Even though there is no evidence so far on where the drones took off from or returned to, a Jammu Kashmir Police officer said multiple past investigations have suggested similar drones used to drop weapons in earlier cases were flown from locations across the border.

Last week, the police had arrested Nadeem Ayub Rather, a resident of Chak Cholend Herman near Shopian in Kashmir, and Talib-ur-Rehman, a resident of Kaskoot, near Ramban, alleging the two men were plotting to plant a 5 kilogram explosive device near the strategically-vital Banihal tunnel.

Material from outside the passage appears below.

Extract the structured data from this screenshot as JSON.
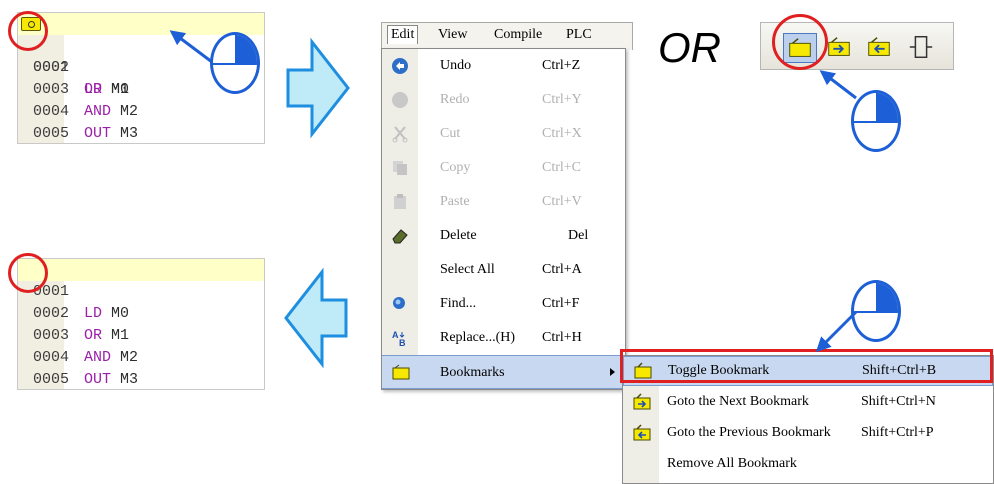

Investigations in that case, the police officer said, had shown that the explosive device recovered from the men was flown across the border to Narwal, near Jammu, by a drone, likely guided by a Global Positioning System.

The Banihal plot, an intelligence official told News18, had been detected on the basis of intelligence provided by the Research and Analysis Wing, , which had been monitoring a Lashkar-e-Taiba unit involved in earlier drone operations across the border. “It is hard to categorically say if the same unit, or some other Lashkar unit, was involved in the Jammu attack”, the official said, “but it is certainly possible”.

Finding electronic evidence of the route of a GPS-guided drone, an NIA officer familiar with the Jammy investigation said, was only possible if the navigation’s systems components could be recovered. GPS receivers are read-only systems, which receive signals from guidance satellites but do not transmit back to them.

“Without the GPS system”, the officer said, “there’s no way to tell what route a drone was programmed to follow, or whether the place the bombs fell was in fact the target”. “The chances are the full details of the Jammu attack will only become know if we are able to locate and arrest individuals involved in the operation”, he said.

Drone campaign

At least 30 drone sightings have been reported across the Jammu border region in the last month. Though some recent sightings are likely false — the result of guards on high alert mistaking planets or low-earth orbiting satellites for drones — there is evidence that several drops of weapons and explosives have taken place.

In June 2020, a drone carrying an M4 carbine, as well as ammunition, crashed at Maniari in Kathua, some 250 metres from the India-Pakistan border. Then, in September 2020, a drone delivered an M4, a Kalashnikov assault rifle, 6 pistols and ammunition, to a location near Samba, some 11 kilometres from the border. A third weapons drop, involving three Kalashnikovs, two pistols, 3 grenades and ammunition was made at Gurdian, near Rajouri, in the same month.

Two earlier drops made near the Line of Control in Rajouri, intelligence sources said, could not be interdicted, and the weapons they carried reached terrorists in the Shopian area in February or March 2020.

In other cases, drones are believed by authorities to have carried assembled IEDs to terrorist groups. Two consignments are believed to have been delivered through Rajouri in April, 2021, another three through Samba in May, 2021, and a third set at Akhnoor, in September 2020, an intelligence sources said.

The explosives devices brought in through these drone drops, the source said, were recovered by police in a series of raids running into early this year. “The payloads on these drops ran up to 15 kilograms”, an NIA officer said, “which is obviously much more than was used in the Jammu operation. That’s possibly because, in order to enable a long flight, the operators lowered the payload”.

For the most part, police sources say, drone flights have evaded detection except where prior intelligence was available, because of their small size and low engine noise.

The region around the Tawi River is made up of farmland, with large stretches of unpopulated marshes and elephant-grass. “Forces have a hard time even detecting human infiltration in some of these places”, one officer said, “let alone a tiny quadcopter flying silently several hundred feet over their heads”.